► Chevrolet Camaro ZL1 1LE review
► LHD only, no plans for Euro sale
► A shame: it's laugh-out-loud brilliant!
Chevy fans love an RPO code. A Regular Production Option, to give it its Sunday name, is a three-character alphanumeric code used by General Motors to work out which options a car has during the build process – and is crucial years afterwards when restoring or valuing it.
There’s an RPO code for almost everything, and while only a true Chevy geek would get frothy over the mention of vintage RPOs like U28 (ashtray light) or K76 (65-amp alternator), some, like Z28, Z06 and ZR1 have become brands in their own right.
ZL1 is another. Back in the late 1960s it meant an all-aluminium 7.0-litre V8 that doubled the price of the dragstrip-bound Camaro racer it was fitted to. These days it’s Chevy’s range-topping Camaro road car, a wickedly fast everyday-usable coupe or convertible in the vein of Porsche’s 911 Turbo. But if the ZL1 is 911 Turbo, the double-RPO ZL1 1LE is more GT2 RS. And like the GT2, even standing still this thing looks like it means business.
We test the regular Camaro V6 back in 2011
Chevrolet Camaro ZL1 1LE: the tech specs
The satin-black bonnet features a carbonfibre air extractor, the jutting front splitter and canards (or dive planes) look like they’d be as handy slicing pedestrians as lap times, and perched on the rear lid is a vast spoiler good for 136kg of downforce at 150mph. Under the skin there are adjustable front camber plates and anti-roll bar, and trick spool-valve dampers from F1 supplier Multimatic (who also worked on the Ford GT).
It looks pretty terrifying and, in the wet, on its trackday-spec Goodyear Eagle F1 3R rubber, that’s pretty much how it feels. Even on dry roads the colossal 305-section front boots (as wide as the rears on a Ferrari 488…) wander around like a pinball and the tight damping feels overly abrupt.
There’s no more power from the standard ZL1’s 650bhp supercharged V8 but tick the 1LE option and you kiss goodbye to the 10-speed automatic transmission option and say hello to a brace of engine, diff and transmission coolers to keep you lapping until the fuel runs out.
The gearshift is surprisingly light and the pedals are brilliantly placed for change-smoothing right-pedal blips. Pop the clutch in the pitlane, keep your foot in and you’ll hit 60mph in 3.5sec. Interestingly, you still get paddles on the wheel, though here they’re used to switch the rev-matching software on and off.
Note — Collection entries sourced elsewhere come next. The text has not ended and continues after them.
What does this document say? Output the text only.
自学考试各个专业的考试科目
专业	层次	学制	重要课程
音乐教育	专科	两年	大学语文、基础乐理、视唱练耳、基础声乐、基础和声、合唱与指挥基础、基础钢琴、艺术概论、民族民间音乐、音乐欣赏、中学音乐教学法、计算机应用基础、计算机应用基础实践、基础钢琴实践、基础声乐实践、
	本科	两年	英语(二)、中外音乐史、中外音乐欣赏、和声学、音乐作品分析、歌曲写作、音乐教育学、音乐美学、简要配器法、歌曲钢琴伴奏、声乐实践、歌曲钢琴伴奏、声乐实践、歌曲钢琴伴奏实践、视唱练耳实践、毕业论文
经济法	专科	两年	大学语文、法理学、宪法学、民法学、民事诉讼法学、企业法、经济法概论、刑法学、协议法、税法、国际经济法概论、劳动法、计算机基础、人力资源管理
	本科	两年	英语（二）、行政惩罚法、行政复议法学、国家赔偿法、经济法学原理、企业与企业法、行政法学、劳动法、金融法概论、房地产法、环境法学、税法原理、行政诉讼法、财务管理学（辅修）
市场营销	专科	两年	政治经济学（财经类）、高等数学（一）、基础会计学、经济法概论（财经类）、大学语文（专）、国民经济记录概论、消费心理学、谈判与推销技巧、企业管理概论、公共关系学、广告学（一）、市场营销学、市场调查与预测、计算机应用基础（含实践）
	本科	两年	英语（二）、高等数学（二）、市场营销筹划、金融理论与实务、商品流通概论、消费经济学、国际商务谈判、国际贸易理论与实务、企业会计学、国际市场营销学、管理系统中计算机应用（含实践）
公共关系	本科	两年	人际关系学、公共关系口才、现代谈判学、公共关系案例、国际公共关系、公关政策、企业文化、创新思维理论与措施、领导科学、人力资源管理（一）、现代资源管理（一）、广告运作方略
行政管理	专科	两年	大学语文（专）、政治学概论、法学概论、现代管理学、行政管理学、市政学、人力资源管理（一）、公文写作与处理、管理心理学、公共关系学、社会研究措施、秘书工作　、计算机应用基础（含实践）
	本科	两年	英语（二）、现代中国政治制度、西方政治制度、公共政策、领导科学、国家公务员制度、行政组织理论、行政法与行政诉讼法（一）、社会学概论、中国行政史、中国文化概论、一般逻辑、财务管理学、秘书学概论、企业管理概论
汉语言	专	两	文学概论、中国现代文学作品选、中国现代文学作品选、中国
How does the maximum Chevy Camaro drive?
Cost considerations mean the 1LE does without the carbon-ceramic brakes fitted to the old Z28. But the steel stoppers – six-pot Brembos at the front, fours at the back – are more than man enough for the job, hauling down what at 1732kg is still a relatively weighty machine and, crucially, doing it again and again without ever seeming to fade.
And that means the only thing likely to spoil your fun is the rate at which you’ll drain the 72-litre fuel tank. Because out on a circuit the ZL1 suddenly makes all the sense in the world. Now those monster front tyres that were so distracted and disinterested on the road become hyper-focused on following your instructions. And here the dampers’ scorn of body movements pays off.
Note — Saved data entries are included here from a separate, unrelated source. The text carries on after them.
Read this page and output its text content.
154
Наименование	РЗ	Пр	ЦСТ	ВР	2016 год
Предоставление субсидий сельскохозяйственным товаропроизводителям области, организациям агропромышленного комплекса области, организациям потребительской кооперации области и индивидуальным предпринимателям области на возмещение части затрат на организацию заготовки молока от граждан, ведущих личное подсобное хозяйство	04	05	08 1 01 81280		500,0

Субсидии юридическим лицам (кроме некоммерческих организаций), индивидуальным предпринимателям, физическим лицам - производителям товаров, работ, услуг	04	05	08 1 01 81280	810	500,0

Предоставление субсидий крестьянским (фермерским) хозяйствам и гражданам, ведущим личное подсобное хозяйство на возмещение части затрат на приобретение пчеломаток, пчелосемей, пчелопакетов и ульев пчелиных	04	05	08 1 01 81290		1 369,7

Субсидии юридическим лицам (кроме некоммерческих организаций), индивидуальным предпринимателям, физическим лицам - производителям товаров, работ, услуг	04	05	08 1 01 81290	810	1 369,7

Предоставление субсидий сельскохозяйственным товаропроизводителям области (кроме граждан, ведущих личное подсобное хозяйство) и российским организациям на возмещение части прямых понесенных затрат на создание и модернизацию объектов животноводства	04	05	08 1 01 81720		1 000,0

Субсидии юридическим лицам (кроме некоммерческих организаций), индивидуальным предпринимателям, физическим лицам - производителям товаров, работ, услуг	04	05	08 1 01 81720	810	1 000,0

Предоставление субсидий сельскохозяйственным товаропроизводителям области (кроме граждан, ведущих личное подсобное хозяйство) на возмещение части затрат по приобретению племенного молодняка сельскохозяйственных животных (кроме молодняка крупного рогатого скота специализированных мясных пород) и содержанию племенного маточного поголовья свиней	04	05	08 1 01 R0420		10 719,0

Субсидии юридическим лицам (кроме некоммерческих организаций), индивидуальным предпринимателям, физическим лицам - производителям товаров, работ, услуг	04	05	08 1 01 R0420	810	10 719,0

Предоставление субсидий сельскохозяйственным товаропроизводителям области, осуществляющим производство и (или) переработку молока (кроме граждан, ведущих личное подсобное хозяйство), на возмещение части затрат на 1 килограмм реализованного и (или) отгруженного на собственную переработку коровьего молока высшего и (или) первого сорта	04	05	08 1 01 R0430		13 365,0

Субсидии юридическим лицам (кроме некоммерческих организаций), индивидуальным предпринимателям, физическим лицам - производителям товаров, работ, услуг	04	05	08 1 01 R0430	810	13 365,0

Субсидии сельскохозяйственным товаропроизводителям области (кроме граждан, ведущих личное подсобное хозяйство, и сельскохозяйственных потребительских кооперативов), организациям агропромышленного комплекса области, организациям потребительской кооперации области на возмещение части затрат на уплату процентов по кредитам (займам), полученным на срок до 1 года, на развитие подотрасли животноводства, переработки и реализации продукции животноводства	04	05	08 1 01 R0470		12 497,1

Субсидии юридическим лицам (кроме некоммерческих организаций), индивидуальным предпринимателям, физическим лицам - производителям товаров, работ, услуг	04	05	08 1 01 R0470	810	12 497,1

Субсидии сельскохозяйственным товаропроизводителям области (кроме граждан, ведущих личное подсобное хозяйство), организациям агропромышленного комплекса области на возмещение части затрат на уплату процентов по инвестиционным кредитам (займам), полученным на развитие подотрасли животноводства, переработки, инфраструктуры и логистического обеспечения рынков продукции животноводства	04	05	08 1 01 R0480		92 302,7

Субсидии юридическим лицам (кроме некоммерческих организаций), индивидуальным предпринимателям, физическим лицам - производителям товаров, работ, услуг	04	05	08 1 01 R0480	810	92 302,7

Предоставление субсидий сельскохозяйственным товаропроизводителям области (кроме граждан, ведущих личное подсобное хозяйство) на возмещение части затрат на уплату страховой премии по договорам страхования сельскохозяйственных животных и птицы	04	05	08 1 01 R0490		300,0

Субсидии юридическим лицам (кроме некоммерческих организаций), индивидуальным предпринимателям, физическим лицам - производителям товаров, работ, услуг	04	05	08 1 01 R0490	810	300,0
There’s almost no understeer, and oversteer only when you call for it. You can drive it neatly or draw massive black lines on every corner, and the only real disappointment is the relatively modest 6500rpm redline (well, it’s disappointing if the car you drove immediately before was a high-revving Porsche).
It’s a brilliant package. Friendly enough for novices to hone their craft in, nuanced enough to keep track diehards interested. At a recent US track event I had the pick of a McLaren 720S, AMG GT R, Lamborghini Huracan Performante and a stack of other top-drawer metal but spent more time in the 1LE than any of them. The Camaro wasn’t the quickest, but it was one of the most appealing.
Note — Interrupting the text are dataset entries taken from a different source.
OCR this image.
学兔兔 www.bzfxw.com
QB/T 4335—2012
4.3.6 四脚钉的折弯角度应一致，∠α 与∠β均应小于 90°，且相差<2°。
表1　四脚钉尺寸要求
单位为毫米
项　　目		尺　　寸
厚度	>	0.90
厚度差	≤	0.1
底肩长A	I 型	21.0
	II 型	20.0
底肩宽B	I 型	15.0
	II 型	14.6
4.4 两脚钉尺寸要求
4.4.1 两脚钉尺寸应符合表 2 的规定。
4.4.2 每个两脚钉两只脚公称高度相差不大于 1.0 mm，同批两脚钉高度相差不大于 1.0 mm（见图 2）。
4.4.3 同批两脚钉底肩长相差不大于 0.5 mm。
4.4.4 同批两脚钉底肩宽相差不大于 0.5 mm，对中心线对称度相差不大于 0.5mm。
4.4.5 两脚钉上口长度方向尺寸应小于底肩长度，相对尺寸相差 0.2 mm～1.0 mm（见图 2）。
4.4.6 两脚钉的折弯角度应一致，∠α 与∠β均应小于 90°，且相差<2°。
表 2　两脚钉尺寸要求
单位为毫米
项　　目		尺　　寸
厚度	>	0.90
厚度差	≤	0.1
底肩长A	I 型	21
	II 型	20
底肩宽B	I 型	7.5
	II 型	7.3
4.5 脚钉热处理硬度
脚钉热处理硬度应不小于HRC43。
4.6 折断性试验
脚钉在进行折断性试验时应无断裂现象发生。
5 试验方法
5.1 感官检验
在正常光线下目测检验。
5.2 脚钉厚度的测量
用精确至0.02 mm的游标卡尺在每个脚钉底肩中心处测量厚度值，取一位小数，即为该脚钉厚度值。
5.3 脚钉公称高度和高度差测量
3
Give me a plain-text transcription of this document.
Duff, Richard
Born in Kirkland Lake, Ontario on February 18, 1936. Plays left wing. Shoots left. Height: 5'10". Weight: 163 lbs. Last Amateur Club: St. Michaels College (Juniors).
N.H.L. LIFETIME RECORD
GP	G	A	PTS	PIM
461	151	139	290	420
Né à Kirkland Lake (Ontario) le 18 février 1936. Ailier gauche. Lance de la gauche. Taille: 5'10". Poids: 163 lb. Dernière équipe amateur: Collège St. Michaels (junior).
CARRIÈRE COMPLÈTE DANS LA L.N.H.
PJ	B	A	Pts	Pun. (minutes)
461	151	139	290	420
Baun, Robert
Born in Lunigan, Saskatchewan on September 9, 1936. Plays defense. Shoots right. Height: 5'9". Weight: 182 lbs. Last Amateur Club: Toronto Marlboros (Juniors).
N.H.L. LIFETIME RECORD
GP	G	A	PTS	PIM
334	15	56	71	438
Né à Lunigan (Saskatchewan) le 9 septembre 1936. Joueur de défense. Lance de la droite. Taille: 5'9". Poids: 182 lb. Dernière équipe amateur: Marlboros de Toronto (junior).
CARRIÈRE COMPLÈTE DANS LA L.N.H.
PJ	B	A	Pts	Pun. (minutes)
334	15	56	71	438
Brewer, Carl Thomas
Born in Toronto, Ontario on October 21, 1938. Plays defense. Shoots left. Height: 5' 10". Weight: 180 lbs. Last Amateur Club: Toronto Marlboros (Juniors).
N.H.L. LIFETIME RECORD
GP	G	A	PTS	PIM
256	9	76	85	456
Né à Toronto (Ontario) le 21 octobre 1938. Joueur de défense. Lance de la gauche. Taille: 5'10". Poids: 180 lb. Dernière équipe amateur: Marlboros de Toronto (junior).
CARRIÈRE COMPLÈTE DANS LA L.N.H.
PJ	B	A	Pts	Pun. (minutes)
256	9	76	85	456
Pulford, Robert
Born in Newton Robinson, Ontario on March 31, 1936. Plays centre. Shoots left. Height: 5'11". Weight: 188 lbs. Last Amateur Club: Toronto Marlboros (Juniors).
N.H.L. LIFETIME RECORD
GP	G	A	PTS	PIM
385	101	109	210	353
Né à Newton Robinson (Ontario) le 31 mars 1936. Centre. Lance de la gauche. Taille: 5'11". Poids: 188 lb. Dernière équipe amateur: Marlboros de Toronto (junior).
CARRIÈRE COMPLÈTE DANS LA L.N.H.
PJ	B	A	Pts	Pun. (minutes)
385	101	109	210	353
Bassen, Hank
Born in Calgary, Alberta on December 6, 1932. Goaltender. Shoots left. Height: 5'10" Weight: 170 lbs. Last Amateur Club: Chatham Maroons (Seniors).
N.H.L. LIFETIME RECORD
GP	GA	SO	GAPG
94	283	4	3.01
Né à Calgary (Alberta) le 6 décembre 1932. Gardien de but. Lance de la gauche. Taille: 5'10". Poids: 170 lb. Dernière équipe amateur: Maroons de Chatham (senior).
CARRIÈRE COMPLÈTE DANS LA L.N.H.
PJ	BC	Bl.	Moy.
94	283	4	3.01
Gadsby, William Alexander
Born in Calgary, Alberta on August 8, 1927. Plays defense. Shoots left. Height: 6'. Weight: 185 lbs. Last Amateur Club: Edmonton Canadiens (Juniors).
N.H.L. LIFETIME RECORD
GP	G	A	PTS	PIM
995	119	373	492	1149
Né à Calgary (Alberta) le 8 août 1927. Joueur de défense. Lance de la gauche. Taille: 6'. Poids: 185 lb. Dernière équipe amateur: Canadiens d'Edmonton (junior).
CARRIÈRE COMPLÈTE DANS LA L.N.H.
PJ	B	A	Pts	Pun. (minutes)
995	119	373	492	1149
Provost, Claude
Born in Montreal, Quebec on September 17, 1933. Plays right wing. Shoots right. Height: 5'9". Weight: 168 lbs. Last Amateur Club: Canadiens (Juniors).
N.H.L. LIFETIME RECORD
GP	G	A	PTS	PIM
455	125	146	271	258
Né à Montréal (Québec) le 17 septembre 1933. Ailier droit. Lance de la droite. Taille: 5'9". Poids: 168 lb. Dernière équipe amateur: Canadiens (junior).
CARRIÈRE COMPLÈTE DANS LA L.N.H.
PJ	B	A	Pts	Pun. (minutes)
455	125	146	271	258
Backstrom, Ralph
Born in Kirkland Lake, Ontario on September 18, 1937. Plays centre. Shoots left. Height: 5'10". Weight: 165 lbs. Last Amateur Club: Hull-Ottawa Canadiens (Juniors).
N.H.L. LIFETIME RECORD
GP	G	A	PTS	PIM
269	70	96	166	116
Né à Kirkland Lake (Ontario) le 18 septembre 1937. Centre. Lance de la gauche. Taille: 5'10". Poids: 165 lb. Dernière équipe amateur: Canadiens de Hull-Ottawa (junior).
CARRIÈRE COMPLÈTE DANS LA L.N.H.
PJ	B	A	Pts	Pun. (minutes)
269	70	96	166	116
And the cheapest by miles. The 1LE package adds $7500 to the $62,495 price of a ZL1, which equates to a bargain £53,000, or half the price of a 911 GT3, a car I know from a back-to-back test is no faster around a track.
That’s the story in the US, at least. Here in Europe, and specifically Britain, wrong-hand drive and the prospect of massive import duties means few of us will get the chance to take to the track and go postal in the brilliant ZL1 1LE.